Montante total de empréstimos da casa atingiu os 116,8 mil milhões de euros em junho, um novo máximo, revela BdP.

Os bancos nunca emprestaram tanto dinheiro para comprar casa como agora. O montante total de crédito habitação concedido em Portugal voltou a registar um máximo histórico ao atingir 116,8 mil milhões de euros no final de junho. Trata-se de um aumento anual de 10,9%, sendo a maior subida registada em 23 anos, anunciou o Banco de Portugal (BdP).

“O stock de empréstimos para habitação ascendeu a 116,8 mil milhões de euros no final de junho, um aumento de 1.056 milhões de euros relativamente ao mês anterior”, revelou o BdP no boletim divulgado esta segunda-feira, dia 27 de julho. Este é mesmo o maior valor registado pelo supervisor bancário desde 1979, data do início da série.

Em comparação com o mesmo mês do ano passado, o montante total concedido em créditos habitação em Portugal cresceu 10,9%, tratando-se da “maior subida registada desde fevereiro de 2003”, assinala o banco central. “A taxa de variação anual dos empréstimos para habitação manteve, assim, a trajetória de aumento iniciada em 2024, e com dinamismo superior ao verificado ao nível da área do euro [que cresceu 3% em junho]”, acrescenta ainda.

Mas porque é que o valor total de créditos habitação está a crescer de forma tão acelerada e a atingir novos máximos? Embora se tenha sentida uma “ligeira redução” da procura por empréstimos da casa no segundo trimestre de 2026, os preços das casas continuam a aumentar a dois dígitos, elevando os montantes dos créditos. 

Além disso, assistiu-se a uma corrida ao crédito bancário para comprar casa nos últimos meses perante os apoios para os jovens até aos 35 anos (isenção de IMT e garantia pública) e taxas de juro mais acessíveis - agora estão a subir, refletindo os efeitos da incerteza financeira provocada pela guerra no Irão.

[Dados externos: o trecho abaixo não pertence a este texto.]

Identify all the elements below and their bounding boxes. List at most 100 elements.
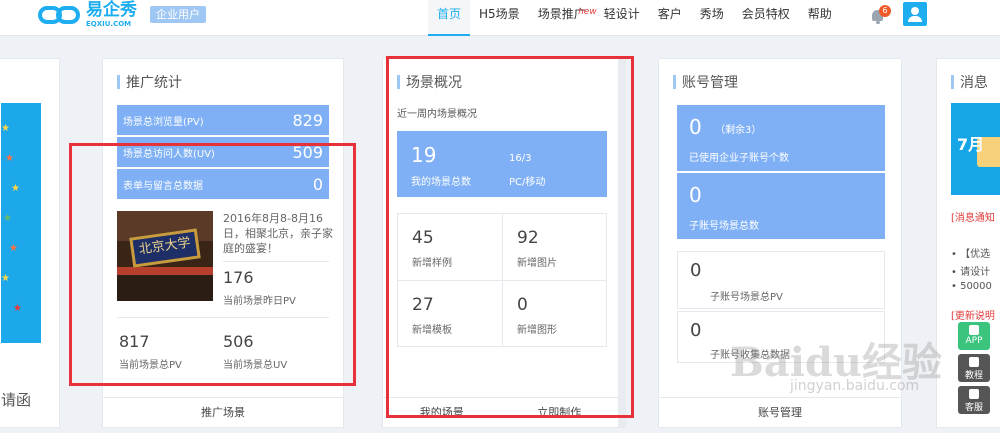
scene-total-label: 我的场景总数 — [411, 177, 471, 188]
total-uv-block: 506 当前场景总UV — [223, 332, 287, 371]
my-scenes-link[interactable]: 我的场景 — [383, 398, 501, 427]
main-nav: 首页 H5场景 场景推广 new 轻设计 客户 秀场 会员特权 帮助 — [428, 0, 841, 36]
user-avatar-icon[interactable] — [903, 2, 927, 26]
account-management-title: 账号管理 — [673, 73, 738, 91]
customer-service-button[interactable]: 客服 — [958, 386, 990, 414]
stat-label: 场景总访问人数(UV) — [123, 148, 215, 160]
new-samples-cell: 45 新增样例 — [398, 214, 503, 281]
total-uv-value: 506 — [223, 332, 254, 351]
new-templates-value: 27 — [412, 295, 434, 315]
scene-total-panel: 19 我的场景总数 16/3 PC/移动 — [397, 131, 607, 197]
nav-scene-promotion[interactable]: 场景推广 new — [529, 0, 597, 36]
promotion-stats-title-text: 推广统计 — [126, 75, 182, 91]
new-templates-cell: 27 新增模板 — [398, 281, 503, 348]
pc-mobile-label: PC/移动 — [509, 177, 546, 188]
site-logo[interactable]: 易企秀 EQXIU.COM — [38, 2, 137, 28]
messages-title: 消息 — [951, 73, 988, 91]
banner-month-text: 7月 — [957, 135, 985, 154]
sub-account-collect-value: 0 — [690, 320, 702, 341]
app-button-label: APP — [965, 336, 983, 346]
new-templates-label: 新增模板 — [412, 325, 452, 336]
account-management-link[interactable]: 账号管理 — [659, 398, 901, 427]
scene-description[interactable]: 2016年8月8-8月16日，相聚北京，亲子家庭的盛宴！ — [223, 211, 333, 256]
promotion-card-footer: 推广场景 — [103, 397, 343, 427]
promote-scene-link[interactable]: 推广场景 — [103, 398, 343, 427]
sub-accounts-remaining: （剩余3） — [715, 125, 762, 136]
stat-row-form-data: 表单与留言总数据 0 — [117, 169, 329, 199]
new-images-label: 新增图片 — [517, 258, 557, 269]
nav-showcase[interactable]: 秀场 — [691, 0, 733, 36]
message-item[interactable]: • 请设计 — [951, 263, 990, 278]
nav-home[interactable]: 首页 — [428, 0, 471, 36]
sub-account-collect-panel: 0 子账号收集总数据 — [677, 311, 885, 363]
person-icon — [969, 389, 979, 399]
stat-value: 509 — [292, 142, 323, 162]
sub-accounts-used-value: 0 — [689, 115, 702, 139]
play-icon — [969, 357, 979, 367]
pc-mobile-value: 16/3 — [509, 153, 532, 164]
promotion-stats-card: 推广统计 场景总浏览量(PV) 829 场景总访问人数(UV) 509 表单与留… — [102, 58, 344, 428]
phone-icon — [969, 325, 979, 335]
top-navigation-bar: 易企秀 EQXIU.COM 企业用户 首页 H5场景 场景推广 new 轻设计 … — [0, 0, 1000, 36]
nav-help[interactable]: 帮助 — [799, 0, 841, 36]
new-images-value: 92 — [517, 228, 539, 248]
message-notice-heading[interactable]: [消息通知 — [951, 209, 995, 224]
promotion-stats-title: 推广统计 — [117, 73, 182, 91]
logo-icon — [38, 2, 84, 28]
nav-h5-scenes[interactable]: H5场景 — [470, 0, 529, 36]
sub-account-scenes-panel: 0 子账号场景总数 — [677, 173, 885, 239]
app-download-button[interactable]: APP — [958, 322, 990, 350]
sub-accounts-used-label: 已使用企业子账号个数 — [689, 153, 789, 164]
scene-total-value: 19 — [411, 143, 437, 167]
enterprise-user-badge[interactable]: 企业用户 — [150, 6, 206, 23]
nav-member-privileges[interactable]: 会员特权 — [733, 0, 799, 36]
stat-value: 0 — [312, 174, 323, 194]
message-item[interactable]: • 50000 — [951, 281, 992, 292]
create-now-link[interactable]: 立即制作 — [501, 398, 619, 427]
sub-account-pv-panel: 0 子账号场景总PV — [677, 251, 885, 309]
tutorial-button-label: 教程 — [964, 371, 983, 381]
sub-account-collect-label: 子账号收集总数据 — [710, 350, 790, 361]
nav-light-design[interactable]: 轻设计 — [595, 0, 649, 36]
total-pv-value: 817 — [119, 332, 150, 351]
stat-row-total-pv: 场景总浏览量(PV) 829 — [117, 105, 329, 135]
account-management-title-text: 账号管理 — [682, 75, 738, 91]
update-notes-heading[interactable]: [更新说明 — [951, 307, 995, 322]
scene-overview-subtitle: 近一周内场景概况 — [397, 109, 477, 120]
sub-account-pv-label: 子账号场景总PV — [710, 292, 783, 303]
total-pv-label: 当前场景总PV — [119, 360, 182, 371]
account-management-card: 账号管理 0 （剩余3） 已使用企业子账号个数 0 子账号场景总数 0 子账号场… — [658, 58, 902, 428]
yesterday-pv-value: 176 — [223, 268, 254, 287]
sub-account-pv-value: 0 — [690, 260, 702, 281]
new-shapes-value: 0 — [517, 295, 528, 315]
sub-account-scenes-label: 子账号场景总数 — [689, 221, 759, 232]
weekly-additions-grid: 45 新增样例 92 新增图片 27 新增模板 0 新增图形 — [397, 213, 607, 347]
new-samples-value: 45 — [412, 228, 434, 248]
stat-label: 场景总浏览量(PV) — [123, 116, 204, 128]
messages-title-text: 消息 — [960, 75, 988, 91]
notification-bell-icon[interactable]: 6 — [866, 5, 891, 27]
stat-label: 表单与留言总数据 — [123, 180, 203, 192]
customer-service-label: 客服 — [964, 403, 983, 413]
invitation-card: ★ ★ ★ ★ ★ ★ ★ 请函 — [0, 58, 60, 428]
message-item[interactable]: • 【优选 — [951, 245, 990, 260]
new-shapes-cell: 0 新增图形 — [503, 281, 608, 348]
scene-card-footer: 我的场景 立即制作 — [383, 397, 618, 427]
sub-account-scenes-value: 0 — [689, 183, 702, 207]
scene-total-stats: 817 当前场景总PV 506 当前场景总UV — [117, 317, 329, 371]
new-images-cell: 92 新增图片 — [503, 214, 608, 281]
scene-thumbnail[interactable]: 北京大学 — [117, 211, 213, 301]
yesterday-pv-block: 176 当前场景昨日PV — [223, 261, 329, 307]
scene-overview-card: 场景概况 近一周内场景概况 19 我的场景总数 16/3 PC/移动 45 新增… — [382, 58, 626, 428]
stat-value: 829 — [292, 110, 323, 130]
sub-accounts-used-panel: 0 （剩余3） 已使用企业子账号个数 — [677, 105, 885, 171]
scene-overview-title-text: 场景概况 — [406, 75, 462, 91]
invitation-image[interactable]: ★ ★ ★ ★ ★ ★ ★ — [1, 103, 41, 343]
tutorial-button[interactable]: 教程 — [958, 354, 990, 382]
nav-customers[interactable]: 客户 — [649, 0, 691, 36]
total-uv-label: 当前场景总UV — [223, 360, 288, 371]
new-shapes-label: 新增图形 — [517, 325, 557, 336]
new-samples-label: 新增样例 — [412, 258, 452, 269]
scene-overview-title: 场景概况 — [397, 73, 462, 91]
messages-banner-image[interactable]: 7月 — [951, 103, 1000, 195]
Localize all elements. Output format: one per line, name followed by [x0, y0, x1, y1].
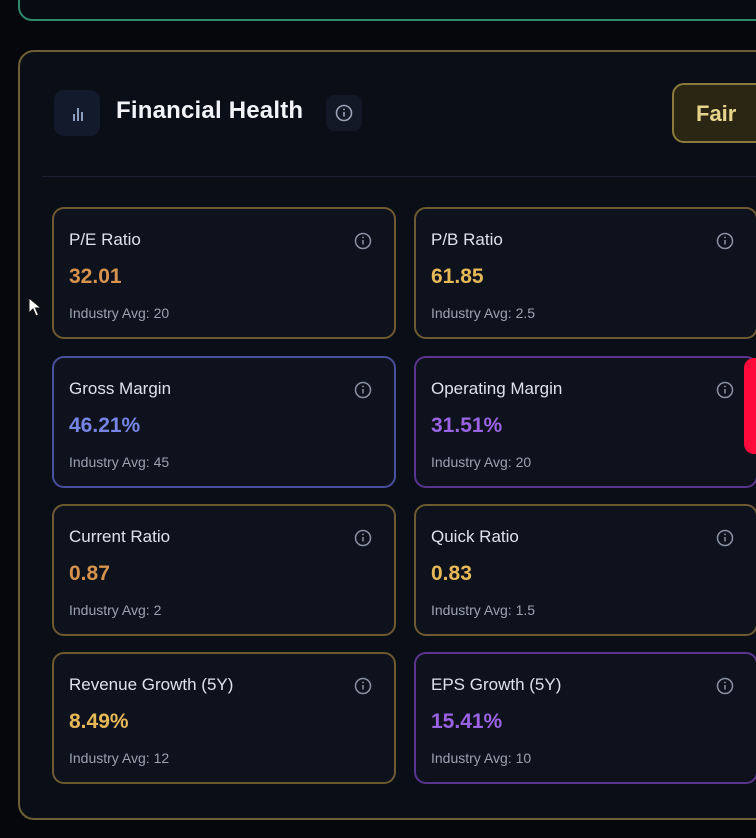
metric-card-quick-ratio[interactable]: Quick Ratio 0.83 Industry Avg: 1.5 — [414, 504, 756, 636]
info-circle-icon[interactable] — [326, 95, 362, 131]
metric-label: P/B Ratio — [431, 230, 503, 249]
rating-label: Fair — [696, 101, 737, 126]
metric-label: Quick Ratio — [431, 527, 519, 546]
metric-card-gross-margin[interactable]: Gross Margin 46.21% Industry Avg: 45 — [52, 356, 396, 488]
industry-average: Industry Avg: 2 — [69, 602, 162, 618]
metric-card-operating-margin[interactable]: Operating Margin 31.51% Industry Avg: 20 — [414, 356, 756, 488]
metric-card-revenue-growth[interactable]: Revenue Growth (5Y) 8.49% Industry Avg: … — [52, 652, 396, 784]
metric-card-pb-ratio[interactable]: P/B Ratio 61.85 Industry Avg: 2.5 — [414, 207, 756, 339]
industry-average: Industry Avg: 20 — [69, 305, 170, 321]
info-circle-icon[interactable] — [354, 381, 372, 399]
industry-average: Industry Avg: 45 — [69, 454, 170, 470]
header-divider — [42, 176, 756, 177]
industry-average: Industry Avg: 2.5 — [431, 305, 536, 321]
financial-health-panel: Financial Health Fair P/E Ratio 32.01 In… — [18, 50, 756, 820]
industry-average: Industry Avg: 1.5 — [431, 602, 536, 618]
metric-value: 8.49% — [69, 710, 129, 733]
info-circle-icon[interactable] — [716, 232, 734, 250]
metric-card-pe-ratio[interactable]: P/E Ratio 32.01 Industry Avg: 20 — [52, 207, 396, 339]
metric-label: Gross Margin — [69, 379, 172, 398]
info-circle-icon[interactable] — [354, 529, 372, 547]
metric-card-current-ratio[interactable]: Current Ratio 0.87 Industry Avg: 2 — [52, 504, 396, 636]
metric-label: EPS Growth (5Y) — [431, 675, 562, 694]
info-circle-icon[interactable] — [354, 232, 372, 250]
bar-chart-icon — [54, 90, 100, 136]
metric-label: Operating Margin — [431, 379, 563, 398]
metric-value: 32.01 — [69, 265, 122, 288]
metric-value: 46.21% — [69, 414, 141, 437]
previous-card-edge — [18, 0, 756, 21]
info-circle-icon[interactable] — [716, 381, 734, 399]
panel-title: Financial Health — [116, 97, 304, 124]
industry-average: Industry Avg: 10 — [431, 750, 532, 766]
metric-label: Revenue Growth (5Y) — [69, 675, 234, 694]
metric-value: 15.41% — [431, 710, 503, 733]
rating-badge: Fair — [672, 83, 756, 143]
metric-label: Current Ratio — [69, 527, 171, 546]
red-edge-marker — [744, 358, 756, 454]
info-circle-icon[interactable] — [716, 529, 734, 547]
metric-value: 61.85 — [431, 265, 484, 288]
industry-average: Industry Avg: 20 — [431, 454, 532, 470]
info-circle-icon[interactable] — [716, 677, 734, 695]
metric-value: 31.51% — [431, 414, 503, 437]
mouse-cursor-icon — [28, 297, 42, 317]
metric-card-eps-growth[interactable]: EPS Growth (5Y) 15.41% Industry Avg: 10 — [414, 652, 756, 784]
metric-value: 0.83 — [431, 562, 472, 585]
industry-average: Industry Avg: 12 — [69, 750, 170, 766]
info-circle-icon[interactable] — [354, 677, 372, 695]
metric-value: 0.87 — [69, 562, 110, 585]
metric-label: P/E Ratio — [69, 230, 141, 249]
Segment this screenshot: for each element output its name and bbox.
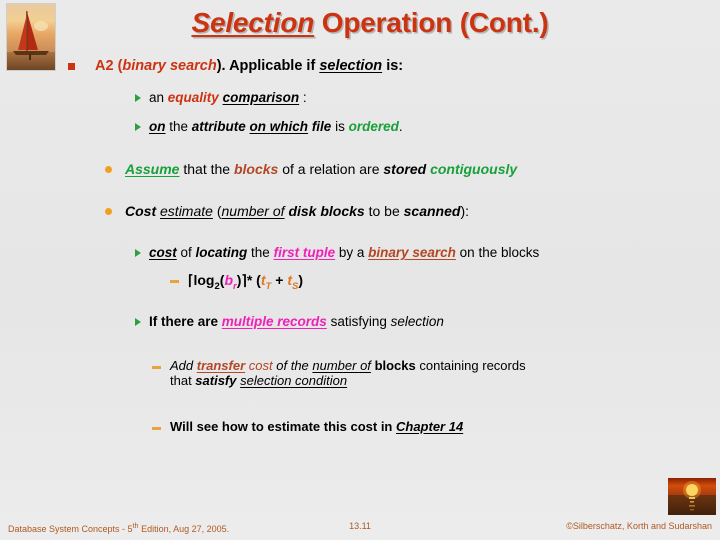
at2-selection-condition: selection condition (240, 373, 348, 388)
formula-tail: ) (298, 272, 304, 288)
at-blocks: blocks (374, 358, 416, 373)
arrow-bullet-icon (135, 318, 141, 326)
assume-word: Assume (125, 161, 180, 177)
assume-of-relation: of a relation are (278, 161, 384, 177)
arrow-bullet-icon (135, 123, 141, 131)
assume-contiguously: contiguously (430, 161, 518, 177)
disk-blocks-word: disk blocks (288, 203, 365, 219)
cost-close: ): (460, 203, 469, 219)
bullet-add-transfer-line2: that satisfy selection condition (170, 373, 697, 388)
attr-file: file (311, 119, 332, 134)
locating-by-a: by a (335, 245, 369, 260)
at2-that: that (170, 373, 196, 388)
slide-canvas: Selection Operation (Cont.) A2 (binary s… (0, 0, 720, 540)
mr-selection: selection (390, 314, 444, 329)
number-of-word: number of (221, 203, 285, 219)
footer-copyright: ©Silberschatz, Korth and Sudarshan (566, 521, 712, 531)
formula-binary-search-cost: ⌈log2(br)⌉* (tT + tS) (170, 272, 570, 292)
attr-ordered: ordered (348, 119, 399, 134)
attr-the: the (165, 119, 192, 134)
mr-satisfying: satisfying (326, 314, 391, 329)
locating-of: of (176, 245, 196, 260)
dash-bullet-icon (170, 280, 179, 283)
first-tuple-word: first tuple (273, 245, 336, 260)
round-bullet-icon (105, 208, 112, 215)
a2-binary-search: binary search (122, 58, 217, 74)
bullet-multiple-records: If there are multiple records satisfying… (135, 314, 695, 329)
mr-multiple-records: multiple records (221, 314, 327, 329)
bullet-assume-text: Assume that the blocks of a relation are… (125, 161, 705, 177)
formula-log: log (193, 272, 215, 288)
bullet-attribute-ordered: on the attribute on which file is ordere… (135, 119, 695, 134)
at-cost: cost (248, 358, 273, 373)
slide-title: Selection Operation (Cont.) (60, 7, 680, 39)
slide-title-emphasis: Selection (191, 7, 315, 38)
bullet-assume-contiguous: Assume that the blocks of a relation are… (105, 161, 705, 177)
attr-period: . (398, 119, 403, 134)
ch-lead: Will see how to estimate this cost in (170, 419, 396, 434)
bullet-attribute-text: on the attribute on which file is ordere… (149, 119, 695, 134)
attr-on-which: on which (249, 119, 309, 134)
slide-title-rest: Operation (Cont.) (314, 7, 549, 38)
binary-search-word: binary search (368, 245, 456, 260)
comparison-word: comparison (222, 90, 300, 105)
scanned-word: scanned (403, 203, 461, 219)
cost-paren: ( (212, 203, 222, 219)
bullet-cost-locating: cost of locating the first tuple by a bi… (135, 245, 695, 260)
bullet-equality-text: an equality comparison : (149, 90, 695, 105)
locating-cost: cost (149, 245, 177, 260)
sailboat-sunset-image (6, 3, 56, 71)
arrow-bullet-icon (135, 249, 141, 257)
bullet-cost-estimate-text: Cost estimate (number of disk blocks to … (125, 203, 705, 219)
bullet-cost-locating-text: cost of locating the first tuple by a bi… (149, 245, 695, 260)
formula-var-b: b (224, 272, 233, 288)
attr-on: on (149, 119, 166, 134)
slide-footer: Database System Concepts - 5th Edition, … (0, 521, 720, 537)
equality-an: an (149, 90, 168, 105)
cost-tobe: to be (364, 203, 404, 219)
ch-chapter-14: Chapter 14 (395, 419, 464, 434)
equality-colon: : (299, 90, 307, 105)
sunset-over-water-image (668, 478, 716, 515)
at-of-the: of the (272, 358, 313, 373)
bullet-cost-estimate: Cost estimate (number of disk blocks to … (105, 203, 705, 219)
a2-is: is: (382, 58, 404, 74)
bullet-add-transfer-cost: Add transfer cost of the number of block… (152, 358, 697, 388)
bullet-a2-text: A2 (binary search). Applicable if select… (95, 58, 688, 74)
assume-that-the: that the (179, 161, 234, 177)
bullet-equality-comparison: an equality comparison : (135, 90, 695, 105)
assume-stored: stored (383, 161, 427, 177)
bullet-multiple-records-text: If there are multiple records satisfying… (149, 314, 695, 329)
square-bullet-icon (68, 63, 75, 70)
bullet-chapter-text: Will see how to estimate this cost in Ch… (170, 419, 697, 434)
a2-applicable: ). Applicable if (216, 58, 320, 74)
formula-plus: + (271, 272, 288, 288)
round-bullet-icon (105, 166, 112, 173)
cost-word: Cost (125, 203, 157, 219)
arrow-bullet-icon (135, 94, 141, 102)
formula-times: * ( (246, 272, 261, 288)
locating-the: the (247, 245, 274, 260)
attr-is: is (331, 119, 349, 134)
bullet-add-transfer-text: Add transfer cost of the number of block… (170, 358, 697, 373)
at-number-of: number of (312, 358, 371, 373)
attr-attribute: attribute (191, 119, 246, 134)
formula-text: ⌈log2(br)⌉* (tT + tS) (188, 272, 570, 292)
locating-word: locating (195, 245, 248, 260)
bullet-chapter-reference: Will see how to estimate this cost in Ch… (152, 419, 697, 434)
assume-blocks: blocks (233, 161, 279, 177)
at-transfer: transfer (196, 358, 246, 373)
equality-word: equality (167, 90, 219, 105)
at-containing-records: containing records (415, 358, 526, 373)
a2-label: A2 ( (95, 58, 123, 74)
locating-on-blocks: on the blocks (455, 245, 540, 260)
at2-satisfy: satisfy (195, 373, 237, 388)
mr-if-there-are: If there are (149, 314, 222, 329)
at-add: Add (170, 358, 197, 373)
dash-bullet-icon (152, 366, 161, 369)
a2-selection: selection (319, 58, 383, 74)
bullet-a2-binary-search: A2 (binary search). Applicable if select… (68, 58, 688, 74)
estimate-word: estimate (160, 203, 213, 219)
dash-bullet-icon (152, 427, 161, 430)
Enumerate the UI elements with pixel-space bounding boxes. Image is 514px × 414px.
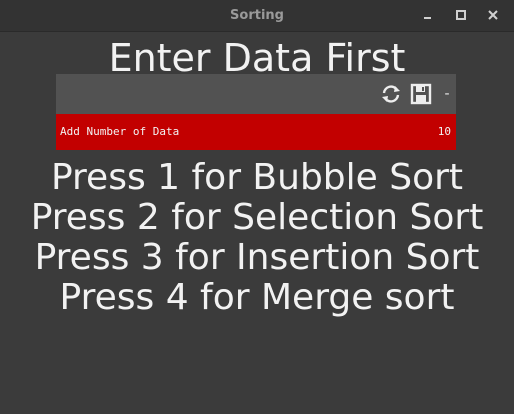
instructions-list: Press 1 for Bubble Sort Press 2 for Sele… [0, 158, 514, 318]
close-button[interactable] [483, 6, 503, 24]
save-button[interactable] [410, 83, 432, 105]
maximize-button[interactable] [450, 6, 470, 24]
app-window: Sorting Enter Data First - Add Number of… [0, 0, 514, 414]
minimize-icon [424, 17, 431, 19]
save-icon [410, 83, 432, 105]
instruction-bubble-sort: Press 1 for Bubble Sort [50, 157, 464, 198]
instruction-selection-sort: Press 2 for Selection Sort [30, 197, 484, 238]
minimize-button[interactable] [418, 6, 438, 24]
instruction-merge-sort: Press 4 for Merge sort [59, 277, 455, 318]
instruction-insertion-sort: Press 3 for Insertion Sort [34, 237, 480, 278]
refresh-icon [382, 85, 400, 103]
settings-panel: - Add Number of Data 10 [56, 74, 456, 150]
title-bar[interactable]: Sorting [0, 0, 514, 32]
collapse-button[interactable]: - [440, 83, 454, 105]
maximize-icon [456, 10, 466, 20]
panel-header: - [56, 74, 456, 114]
number-of-data-label: Add Number of Data [60, 125, 180, 138]
close-icon [488, 10, 498, 20]
number-of-data-value[interactable]: 10 [438, 114, 451, 150]
refresh-button[interactable] [380, 83, 402, 105]
number-of-data-row[interactable]: Add Number of Data 10 [56, 114, 456, 150]
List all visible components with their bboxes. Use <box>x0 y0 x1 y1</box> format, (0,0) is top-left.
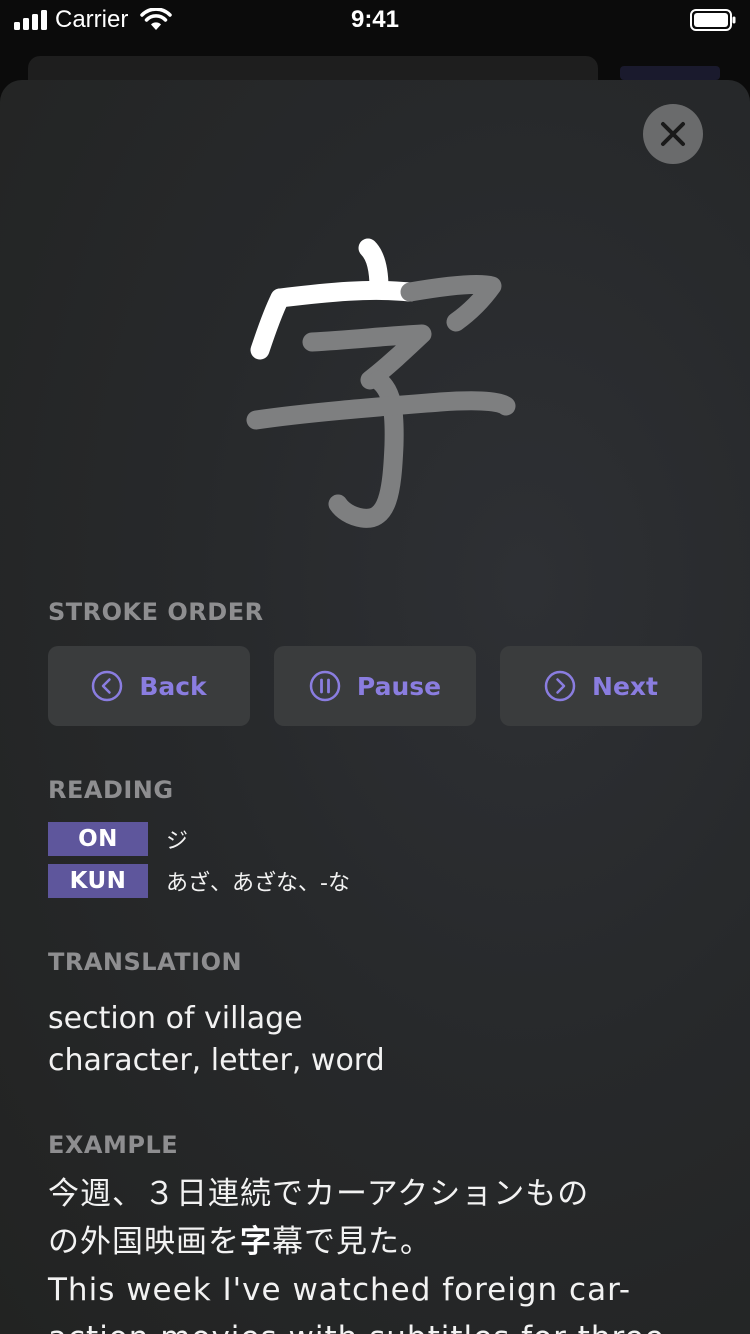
background-cancel <box>620 66 720 80</box>
kun-reading-row: KUN あざ、あざな、-な <box>48 864 350 898</box>
kun-tag: KUN <box>48 864 148 898</box>
back-button-label: Back <box>139 671 207 701</box>
example-english-line: action movies with subtitles for three <box>48 1314 688 1334</box>
back-button[interactable]: Back <box>48 646 250 726</box>
translation-line: character, letter, word <box>48 1043 385 1078</box>
example-label: EXAMPLE <box>48 1131 179 1159</box>
kun-reading-value: あざ、あざな、-な <box>166 871 350 896</box>
kanji-stroke-animation: 字 <box>246 238 516 528</box>
translation-line: section of village <box>48 1001 303 1036</box>
example-japanese-line: 今週、３日連続でカーアクションもの <box>48 1176 590 1212</box>
kanji-detail-sheet: 字 STROKE ORDER Back Pause Next READING O… <box>0 80 750 1334</box>
example-english-line: This week I've watched foreign car- <box>48 1272 632 1308</box>
close-button[interactable] <box>643 104 703 164</box>
on-reading-value: ジ <box>166 829 189 854</box>
example-japanese-fragment: 幕で見た。 <box>272 1224 432 1260</box>
example-japanese-fragment: の外国映画を <box>48 1224 240 1260</box>
pause-circle-icon <box>309 670 341 702</box>
status-bar: Carrier 9:41 <box>0 0 750 40</box>
close-icon <box>661 122 685 146</box>
on-tag: ON <box>48 822 148 856</box>
stroke-order-label: STROKE ORDER <box>48 598 264 626</box>
clock-time: 9:41 <box>350 6 400 33</box>
battery-icon <box>690 9 736 31</box>
next-button-label: Next <box>592 671 658 701</box>
stroke-4 <box>302 324 432 390</box>
stroke-6 <box>246 391 516 430</box>
pause-button-label: Pause <box>356 671 442 701</box>
chevron-right-circle-icon <box>544 670 576 702</box>
reading-label: READING <box>48 776 174 804</box>
stroke-3-rest <box>400 274 502 332</box>
example-japanese-line: の外国映画を字幕で見た。 <box>48 1218 688 1266</box>
chevron-left-circle-icon <box>92 670 123 702</box>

Também se perspetiva que a procura de crédito habitação vá arrefecer este verão, perante os altos preços das casas conjugados com os juros mais elevados e novo aperto de regras pelo BdP, nomeadamente na redução do limite máximo da taxa de esforço de 50% para 45%, uma recomendação macroprudencial que entra em vigor a 1 de agosto.

O novo quadro macroeconómico incerto e com juros mais elevados parece também se estar a refletir no lado do montante total de crédito concedido a empresas de construção e de imobiliário. Embora continue a crescer a dois dígitos refletindo o dinamismo da nova construção e reabilitação, o BdP indica que “o crédito ao setor da construção e atividades imobiliárias continuou a desacelerar, atingindo uma taxa de variação anual de 11,6% (11,9% em maio)”.